No concerto da Orquestra Sinfónica do Porto Casa da Música do transacto dia 11, teve o público portuense a oportunidade de assistir, no seio de um programa preenchido com obras de Bartók, Paganini e Boris Blacher, à estreia de "All-in-one expanded", de Carlos Caires (nascido em 1968), para orquestra e electrónica.
Este trabalho, encomenda da Casa da Música, tem uma génese que merece ser contada, já que contém em si algumas implicações técnicas e musicais. Em 2010, e tendo em vista a inclusão num concerto de homenagem a John Cage, a mesma instituição encomendou ao mesmo compositor uma partitura ("All-in-one"), a ser executada pelo Remix Ensemble, tendo como pretexto a famosa peça silenciosa do compositor americano: "4:33". Com algo de elegante ironia, Carlos Caires escolheu preencher rigorosamente a duração fixada por Cage com uma música que prima pela ausência daquilo que o próprio homenageado negou existir: o silêncio.
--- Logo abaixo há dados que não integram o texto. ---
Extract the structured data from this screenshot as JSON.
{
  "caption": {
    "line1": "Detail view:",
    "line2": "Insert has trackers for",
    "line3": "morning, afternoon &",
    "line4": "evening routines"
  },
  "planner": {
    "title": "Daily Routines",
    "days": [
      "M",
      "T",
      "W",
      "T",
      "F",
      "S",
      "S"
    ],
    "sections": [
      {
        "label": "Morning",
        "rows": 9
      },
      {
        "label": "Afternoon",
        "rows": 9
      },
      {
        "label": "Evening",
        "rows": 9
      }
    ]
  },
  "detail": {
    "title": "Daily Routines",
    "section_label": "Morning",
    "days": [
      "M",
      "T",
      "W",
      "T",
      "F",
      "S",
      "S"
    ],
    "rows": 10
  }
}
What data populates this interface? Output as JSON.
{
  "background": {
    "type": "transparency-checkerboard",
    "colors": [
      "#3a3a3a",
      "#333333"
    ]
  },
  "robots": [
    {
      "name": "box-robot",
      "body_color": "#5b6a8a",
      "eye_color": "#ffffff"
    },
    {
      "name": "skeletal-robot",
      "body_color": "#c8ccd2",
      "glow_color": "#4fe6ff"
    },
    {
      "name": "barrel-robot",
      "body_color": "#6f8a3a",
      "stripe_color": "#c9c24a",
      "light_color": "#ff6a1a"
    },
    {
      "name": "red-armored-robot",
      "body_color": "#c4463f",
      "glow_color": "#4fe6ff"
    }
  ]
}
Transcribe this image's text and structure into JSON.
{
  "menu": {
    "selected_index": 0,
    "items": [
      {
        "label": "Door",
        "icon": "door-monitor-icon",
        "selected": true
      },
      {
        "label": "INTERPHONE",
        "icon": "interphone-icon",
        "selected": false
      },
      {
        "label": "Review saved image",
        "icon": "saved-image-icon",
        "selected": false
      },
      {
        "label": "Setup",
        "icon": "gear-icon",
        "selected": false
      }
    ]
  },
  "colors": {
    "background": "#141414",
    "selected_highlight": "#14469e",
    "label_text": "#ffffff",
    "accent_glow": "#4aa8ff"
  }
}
Aliás, é de notar que o preenchimento de determinadas durações cronométricas é uma curiosa característica de Cage, que pode aparecer como um tanto incompatível com o seu anarquismo pansonoro e egofóbico.
A peça ora apresentada, para grande orquestra (incluindo madeiras a três e secção completa de metais), é uma expansão, como o título indica, da partitura de 2010. Expansão essa não só a nível do efectivo, e das suas implicações em matéria de orquestração, mas também no que diz respeito à duração (que atinge agora os oito minutos), o que levou o compositor a desenvolver uma requintada técnica de tropos. Tal faz com que, sendo as duas partituras obviamente relacionadas, não soe uma como mera versão (aumentada ou reduzida) da outra. Embora seja lícito pensar que a expressão all-in-one seja um tanto exagerada, ou pelo menos enigmática, para designar o ambiente da obra, esta é de uma evidência e de um classicismo dignos de nota. Evidência, porque uma figuração relativamente homogénea (blocos pontuais com ressonâncias escritas, opondo-se e sobrepondo-se a linhas) evolui numa condução harmónica segura e sempre interessante; classicismo, não num qualquer sentido referencial, mas na subtileza e economia com as que as diferentes perspectivas se sucedem, nunca procurando o efeito fácil ou as sonoridades inéditas como fim primeiro. A escrita da electrónica também não privilegia o que, neste contexto musical, seria uma suspeita espectacularidade mas prima pela coerência e integração na dimensão harmónica.
A orquestra, sob a direcção de Christoph König, ofereceu uma execução correcta, numa partitura em que a precisão rítmica é essencial, mas soando um tanto tersa no gesto. Sem dúvida que o facto de a electrónica ser fixa em suporte, e tal obrigar ao uso da click track, teve a sua influência. Não se pretende aqui contestar a opção de um compositor que, aliás tem ao longo da sua produção adoptado as mais diversas formas de, na praxis interpretativa, integrar os meios electrónicos. Em última análise, é a adequação musical o factor mais importante, para além de debates que se podem rapidamente tornar bizantinos ou estéreis. Cumpre apenas referir que o acto de interpretar, nesse tipo de relação com o tempo musical, exige paradoxalmente uma flexibilidade longa de adquirir e que pressupõe familiaridade com esta faixa do reportório.
A boa recepção do público agraciou mais um excelente trabalho de Carlos Caires.